Pascale Fourier  : Des sous et des hommes, une émission de Pascale Fourier et notre invité aujourd’hui est Raoul Marc Jennar, chercheur à l'Urfig.

Raoul Marc Jennar, je l’ai coincé au retour de Cancun, et justement, Cancun, c’était la conférence ministérielle de l’Organisation Mondiale du Commerce qui s’était tenue du 10 au 14 septembre au Mexique. La première question que j’ai posée à Raoul Marc Jennar, c’est justement : « Réunion ministérielle de l’OMC d’accord, mais c’est quoi une réunion ministérielle ? ».

Raoul-Marc Jennar : Une conférence ministérielle, c’est une conférence qui réunit des ministres, et ici c’est l’organe suprême, l’organe le plus important. En fait, il faut voir comment c’est l’OMC. C’est une organisation qui a son siège à Genève, et qui compte d’abord des services pour suivre l’application de tous les accords que gère l’OMC, et à la tête de cette organisation, il y a un Directeur Général. Au-dessus de lui, il y a ce qu’on appelle le Conseil Général, qui est la réunion des ambassadeurs des 146 pays membres de l’OMC. Donc chaque pays qui est membre de l’OMC doit, en principe, envoyer un ambassadeur à Genève qui va participer aux réunions du Conseil Général. Et il y en a tout le temps. Et il va aussi participer à des réunions de groupes de travail. Il y a, en fait, une quarantaine de réunions par semaine à l’OMC, de différents groupes de travail, plus les réunions du Conseil Général. Ce sont eux qui discutent entre eux de l’application des différents accords et des problèmes que ça pose. Mais ils ne peuvent pas décider de modifier les textes existants, de la compliquer, de les supprimer. Ceux qui peuvent modifier les textes existants et en adopter de nouveaux, ce sont les ministres, qui se réunissent ensemble dans ce qu’on appelle une « conférence ministérielle », et des conférences ministérielles, il y en a une tous les deux ans. Depuis que l’OMC a été créée le 1er janvier 1995, il y a eu une conférence ministérielle à Singapour, une autre à Genève, une troisième dont on a beaucoup parlé à Seattle, la suivante à Doha en novembre 2001 et on vient d’avoir la cinquième, du 10 au 14 septembre à Cancun au Mexique. Donc la conférence ministérielle, c’est l’organe suprême qui peut très bien, on peut rêver une seconde, supprimer les 22.500 pages des accords de Marrakech ou bien en ajouter 10.000. A Cancun, comme ils n’ont pas réussi à se mettre d’accord, ils n’ont rien ajouté du tout… ils n’ont rien supprimé non plus.

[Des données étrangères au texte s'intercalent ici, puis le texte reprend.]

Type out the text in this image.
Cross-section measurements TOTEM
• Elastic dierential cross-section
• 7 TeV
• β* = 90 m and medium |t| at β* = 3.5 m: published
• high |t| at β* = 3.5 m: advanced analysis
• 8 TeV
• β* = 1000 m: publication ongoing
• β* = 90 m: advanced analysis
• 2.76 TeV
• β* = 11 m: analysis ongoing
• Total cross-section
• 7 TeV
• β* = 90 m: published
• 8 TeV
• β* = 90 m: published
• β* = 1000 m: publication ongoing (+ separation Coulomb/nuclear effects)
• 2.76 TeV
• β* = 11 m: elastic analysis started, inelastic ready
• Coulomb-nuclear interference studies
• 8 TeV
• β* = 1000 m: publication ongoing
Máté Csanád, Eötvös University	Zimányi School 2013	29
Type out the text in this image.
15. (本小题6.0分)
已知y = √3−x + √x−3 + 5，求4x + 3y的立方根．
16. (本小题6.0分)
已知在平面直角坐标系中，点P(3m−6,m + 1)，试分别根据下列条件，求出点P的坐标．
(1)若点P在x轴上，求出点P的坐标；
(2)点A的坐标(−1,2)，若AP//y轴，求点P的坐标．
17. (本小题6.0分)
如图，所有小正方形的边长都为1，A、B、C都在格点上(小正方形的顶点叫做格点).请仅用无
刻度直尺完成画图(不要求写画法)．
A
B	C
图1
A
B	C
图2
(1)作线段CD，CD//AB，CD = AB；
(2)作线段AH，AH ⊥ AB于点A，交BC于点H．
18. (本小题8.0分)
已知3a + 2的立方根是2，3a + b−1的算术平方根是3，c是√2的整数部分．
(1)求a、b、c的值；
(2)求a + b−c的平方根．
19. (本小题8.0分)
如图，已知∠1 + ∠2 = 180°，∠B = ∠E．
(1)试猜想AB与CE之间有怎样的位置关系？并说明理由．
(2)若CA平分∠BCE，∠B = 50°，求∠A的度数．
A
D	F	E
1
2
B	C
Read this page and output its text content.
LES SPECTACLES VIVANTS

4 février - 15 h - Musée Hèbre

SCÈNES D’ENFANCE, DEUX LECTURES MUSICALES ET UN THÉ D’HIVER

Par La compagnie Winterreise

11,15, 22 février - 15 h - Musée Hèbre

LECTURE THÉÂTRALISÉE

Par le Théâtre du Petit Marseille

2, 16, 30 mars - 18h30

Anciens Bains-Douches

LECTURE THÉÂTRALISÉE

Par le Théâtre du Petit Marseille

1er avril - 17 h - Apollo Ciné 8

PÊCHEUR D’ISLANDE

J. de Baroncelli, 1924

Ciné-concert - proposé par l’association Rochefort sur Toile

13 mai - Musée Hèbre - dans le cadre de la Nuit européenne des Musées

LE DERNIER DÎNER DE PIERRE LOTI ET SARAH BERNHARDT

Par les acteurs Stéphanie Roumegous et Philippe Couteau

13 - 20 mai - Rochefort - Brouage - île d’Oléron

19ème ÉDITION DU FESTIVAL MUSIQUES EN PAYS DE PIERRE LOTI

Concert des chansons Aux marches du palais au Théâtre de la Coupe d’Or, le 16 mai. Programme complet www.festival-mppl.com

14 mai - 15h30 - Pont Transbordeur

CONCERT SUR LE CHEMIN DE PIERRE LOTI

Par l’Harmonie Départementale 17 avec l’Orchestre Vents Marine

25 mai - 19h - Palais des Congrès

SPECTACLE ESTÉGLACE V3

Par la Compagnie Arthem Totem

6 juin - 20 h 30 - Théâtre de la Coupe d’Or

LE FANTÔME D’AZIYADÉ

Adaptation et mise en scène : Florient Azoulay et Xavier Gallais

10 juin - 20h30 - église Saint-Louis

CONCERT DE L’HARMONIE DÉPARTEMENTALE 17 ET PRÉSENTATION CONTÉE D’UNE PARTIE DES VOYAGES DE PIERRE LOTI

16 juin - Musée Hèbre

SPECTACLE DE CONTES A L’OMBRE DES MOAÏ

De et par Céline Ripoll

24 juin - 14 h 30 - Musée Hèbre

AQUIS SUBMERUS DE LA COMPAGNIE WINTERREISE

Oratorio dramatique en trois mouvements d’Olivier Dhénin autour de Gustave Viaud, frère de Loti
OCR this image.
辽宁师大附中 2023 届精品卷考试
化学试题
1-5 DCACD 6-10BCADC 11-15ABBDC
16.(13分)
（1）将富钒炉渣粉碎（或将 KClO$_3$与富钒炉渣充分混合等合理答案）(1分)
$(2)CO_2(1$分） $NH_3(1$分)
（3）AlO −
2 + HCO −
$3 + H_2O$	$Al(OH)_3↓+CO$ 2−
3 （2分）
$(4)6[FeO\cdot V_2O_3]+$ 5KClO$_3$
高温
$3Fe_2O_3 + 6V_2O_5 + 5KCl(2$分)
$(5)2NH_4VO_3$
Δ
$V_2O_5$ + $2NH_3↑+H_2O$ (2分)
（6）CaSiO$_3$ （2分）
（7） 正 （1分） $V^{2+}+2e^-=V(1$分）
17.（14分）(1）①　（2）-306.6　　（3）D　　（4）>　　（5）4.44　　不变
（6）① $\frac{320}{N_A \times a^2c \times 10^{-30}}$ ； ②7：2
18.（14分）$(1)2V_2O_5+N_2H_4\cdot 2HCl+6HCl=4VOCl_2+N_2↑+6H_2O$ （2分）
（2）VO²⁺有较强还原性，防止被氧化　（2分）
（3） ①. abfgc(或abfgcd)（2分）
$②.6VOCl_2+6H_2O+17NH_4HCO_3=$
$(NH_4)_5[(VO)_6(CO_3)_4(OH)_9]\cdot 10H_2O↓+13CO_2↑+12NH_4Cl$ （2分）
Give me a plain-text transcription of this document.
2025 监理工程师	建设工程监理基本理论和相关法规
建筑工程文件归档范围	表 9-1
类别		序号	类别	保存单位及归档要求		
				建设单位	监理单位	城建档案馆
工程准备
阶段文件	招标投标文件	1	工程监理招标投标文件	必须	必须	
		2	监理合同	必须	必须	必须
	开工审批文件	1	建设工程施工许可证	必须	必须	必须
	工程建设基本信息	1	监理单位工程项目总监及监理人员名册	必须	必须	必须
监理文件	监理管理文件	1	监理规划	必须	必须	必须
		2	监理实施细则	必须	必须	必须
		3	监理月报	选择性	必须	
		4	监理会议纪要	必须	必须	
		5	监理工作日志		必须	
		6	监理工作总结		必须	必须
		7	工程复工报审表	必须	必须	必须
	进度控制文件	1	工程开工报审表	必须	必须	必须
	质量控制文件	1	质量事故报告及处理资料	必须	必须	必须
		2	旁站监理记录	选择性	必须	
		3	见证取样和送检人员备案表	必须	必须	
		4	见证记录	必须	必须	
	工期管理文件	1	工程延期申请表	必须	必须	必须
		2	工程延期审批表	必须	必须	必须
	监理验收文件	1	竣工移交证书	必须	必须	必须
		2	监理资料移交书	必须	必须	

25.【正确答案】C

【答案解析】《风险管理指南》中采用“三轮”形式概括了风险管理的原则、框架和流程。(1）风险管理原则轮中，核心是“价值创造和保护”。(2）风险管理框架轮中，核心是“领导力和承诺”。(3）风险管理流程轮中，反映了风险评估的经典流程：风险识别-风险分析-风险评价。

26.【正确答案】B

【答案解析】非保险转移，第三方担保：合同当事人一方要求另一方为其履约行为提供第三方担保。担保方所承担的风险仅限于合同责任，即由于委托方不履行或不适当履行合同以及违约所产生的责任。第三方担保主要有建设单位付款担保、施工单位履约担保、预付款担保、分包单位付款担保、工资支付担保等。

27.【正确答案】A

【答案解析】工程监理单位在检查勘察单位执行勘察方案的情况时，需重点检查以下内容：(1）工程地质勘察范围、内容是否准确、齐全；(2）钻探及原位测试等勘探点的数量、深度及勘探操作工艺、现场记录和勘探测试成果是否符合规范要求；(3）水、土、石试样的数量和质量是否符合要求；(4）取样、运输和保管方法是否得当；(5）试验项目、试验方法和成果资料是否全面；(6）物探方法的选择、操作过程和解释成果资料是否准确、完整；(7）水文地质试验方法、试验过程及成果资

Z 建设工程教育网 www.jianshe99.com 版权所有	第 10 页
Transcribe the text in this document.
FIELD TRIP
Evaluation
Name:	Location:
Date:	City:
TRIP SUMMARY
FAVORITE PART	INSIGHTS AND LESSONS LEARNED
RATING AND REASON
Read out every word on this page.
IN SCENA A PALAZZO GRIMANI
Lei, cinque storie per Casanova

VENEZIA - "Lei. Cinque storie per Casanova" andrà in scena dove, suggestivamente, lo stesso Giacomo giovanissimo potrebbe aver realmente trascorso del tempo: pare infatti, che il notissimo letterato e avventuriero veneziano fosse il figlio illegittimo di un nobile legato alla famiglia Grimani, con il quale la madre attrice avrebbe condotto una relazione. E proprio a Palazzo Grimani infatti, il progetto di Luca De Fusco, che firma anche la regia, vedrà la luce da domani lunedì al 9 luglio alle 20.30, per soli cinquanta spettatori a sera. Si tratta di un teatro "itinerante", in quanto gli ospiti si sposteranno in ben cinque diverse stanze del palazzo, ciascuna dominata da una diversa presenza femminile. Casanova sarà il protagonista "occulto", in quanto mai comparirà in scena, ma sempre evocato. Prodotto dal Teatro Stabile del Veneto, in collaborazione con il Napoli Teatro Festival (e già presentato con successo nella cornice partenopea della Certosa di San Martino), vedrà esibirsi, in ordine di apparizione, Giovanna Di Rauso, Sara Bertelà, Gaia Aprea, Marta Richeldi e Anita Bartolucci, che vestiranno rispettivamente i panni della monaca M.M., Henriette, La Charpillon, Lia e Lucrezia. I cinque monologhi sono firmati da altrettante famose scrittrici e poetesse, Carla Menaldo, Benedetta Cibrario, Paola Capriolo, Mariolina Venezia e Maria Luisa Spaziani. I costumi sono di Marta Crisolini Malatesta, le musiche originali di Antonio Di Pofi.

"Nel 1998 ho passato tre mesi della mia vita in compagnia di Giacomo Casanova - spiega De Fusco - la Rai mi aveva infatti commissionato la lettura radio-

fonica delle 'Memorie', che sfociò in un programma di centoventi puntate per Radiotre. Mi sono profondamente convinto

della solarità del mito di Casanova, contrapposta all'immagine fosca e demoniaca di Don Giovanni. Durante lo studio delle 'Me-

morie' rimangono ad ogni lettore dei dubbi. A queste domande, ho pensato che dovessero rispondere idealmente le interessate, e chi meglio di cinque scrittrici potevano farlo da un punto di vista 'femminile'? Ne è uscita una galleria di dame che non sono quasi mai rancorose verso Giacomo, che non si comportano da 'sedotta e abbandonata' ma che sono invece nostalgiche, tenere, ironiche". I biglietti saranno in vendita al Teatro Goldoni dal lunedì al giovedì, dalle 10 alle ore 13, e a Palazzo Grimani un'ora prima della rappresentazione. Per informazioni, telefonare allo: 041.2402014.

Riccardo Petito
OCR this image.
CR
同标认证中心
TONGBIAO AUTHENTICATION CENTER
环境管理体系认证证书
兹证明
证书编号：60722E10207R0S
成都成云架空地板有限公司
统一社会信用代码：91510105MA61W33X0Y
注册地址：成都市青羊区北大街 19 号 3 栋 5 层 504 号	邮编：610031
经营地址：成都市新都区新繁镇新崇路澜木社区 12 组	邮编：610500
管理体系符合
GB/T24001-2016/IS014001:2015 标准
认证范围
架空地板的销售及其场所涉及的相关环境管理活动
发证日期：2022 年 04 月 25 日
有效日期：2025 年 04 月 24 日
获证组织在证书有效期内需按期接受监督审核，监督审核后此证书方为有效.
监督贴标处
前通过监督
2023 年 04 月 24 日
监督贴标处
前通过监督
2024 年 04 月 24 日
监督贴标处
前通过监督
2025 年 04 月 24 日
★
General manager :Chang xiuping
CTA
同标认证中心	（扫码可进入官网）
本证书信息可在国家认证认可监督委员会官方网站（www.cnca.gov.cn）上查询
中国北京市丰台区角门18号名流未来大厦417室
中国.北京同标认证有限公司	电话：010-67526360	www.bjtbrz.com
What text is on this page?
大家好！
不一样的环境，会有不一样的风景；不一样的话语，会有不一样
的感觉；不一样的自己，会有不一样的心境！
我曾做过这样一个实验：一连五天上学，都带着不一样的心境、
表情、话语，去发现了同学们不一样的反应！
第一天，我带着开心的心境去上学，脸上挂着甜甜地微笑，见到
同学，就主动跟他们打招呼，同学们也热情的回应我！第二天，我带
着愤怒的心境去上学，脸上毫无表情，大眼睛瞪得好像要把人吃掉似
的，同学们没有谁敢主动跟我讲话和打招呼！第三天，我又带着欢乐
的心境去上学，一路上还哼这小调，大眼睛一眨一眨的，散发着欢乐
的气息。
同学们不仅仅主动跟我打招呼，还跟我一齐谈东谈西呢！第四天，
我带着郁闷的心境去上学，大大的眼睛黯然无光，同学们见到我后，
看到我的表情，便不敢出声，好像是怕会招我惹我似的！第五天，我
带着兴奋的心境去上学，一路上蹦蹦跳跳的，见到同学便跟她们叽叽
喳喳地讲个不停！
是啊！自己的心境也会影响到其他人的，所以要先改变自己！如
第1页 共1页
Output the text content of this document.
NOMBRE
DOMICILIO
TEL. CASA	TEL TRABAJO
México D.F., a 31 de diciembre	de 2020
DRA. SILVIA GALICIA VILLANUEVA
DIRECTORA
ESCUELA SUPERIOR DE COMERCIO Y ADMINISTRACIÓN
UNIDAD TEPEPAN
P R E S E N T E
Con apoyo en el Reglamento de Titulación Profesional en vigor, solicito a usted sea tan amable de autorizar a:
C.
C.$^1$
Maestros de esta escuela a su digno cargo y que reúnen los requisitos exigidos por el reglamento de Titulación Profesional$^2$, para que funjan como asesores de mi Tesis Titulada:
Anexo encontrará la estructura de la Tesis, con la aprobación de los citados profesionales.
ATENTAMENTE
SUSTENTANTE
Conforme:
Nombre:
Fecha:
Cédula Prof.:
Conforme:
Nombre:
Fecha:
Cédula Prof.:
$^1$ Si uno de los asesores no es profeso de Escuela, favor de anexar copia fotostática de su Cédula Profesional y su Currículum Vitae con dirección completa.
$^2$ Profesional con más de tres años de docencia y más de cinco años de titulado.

Pascale Fourier  : Quand vous dites que c’est la réunion des ministres, mais des premiers ministres ou des…

Raoul-Marc Jennar : Non, c’est la réunion des ministres du commerce. En fait des ministres qui ont en charge le commerce international, car d’un pays à l’autre, ça diffère un peu. Parfois c’est le ministre des affaires étrangères qui a dans ses attributions le commerce international, parfois c’est le ministre de l’économie et des finances, et parfois, comme c’est le cas en France, il y a un ministre en charge du commerce extérieur. En France dans l’actuel gouvernement, c’est monsieur Loos. Mais donc, ce sont les ministres qui ont en charge le commerce international.

Pascale Fourier  : Et là on a parlé d’échec de Cancun… alors c’est un échec ?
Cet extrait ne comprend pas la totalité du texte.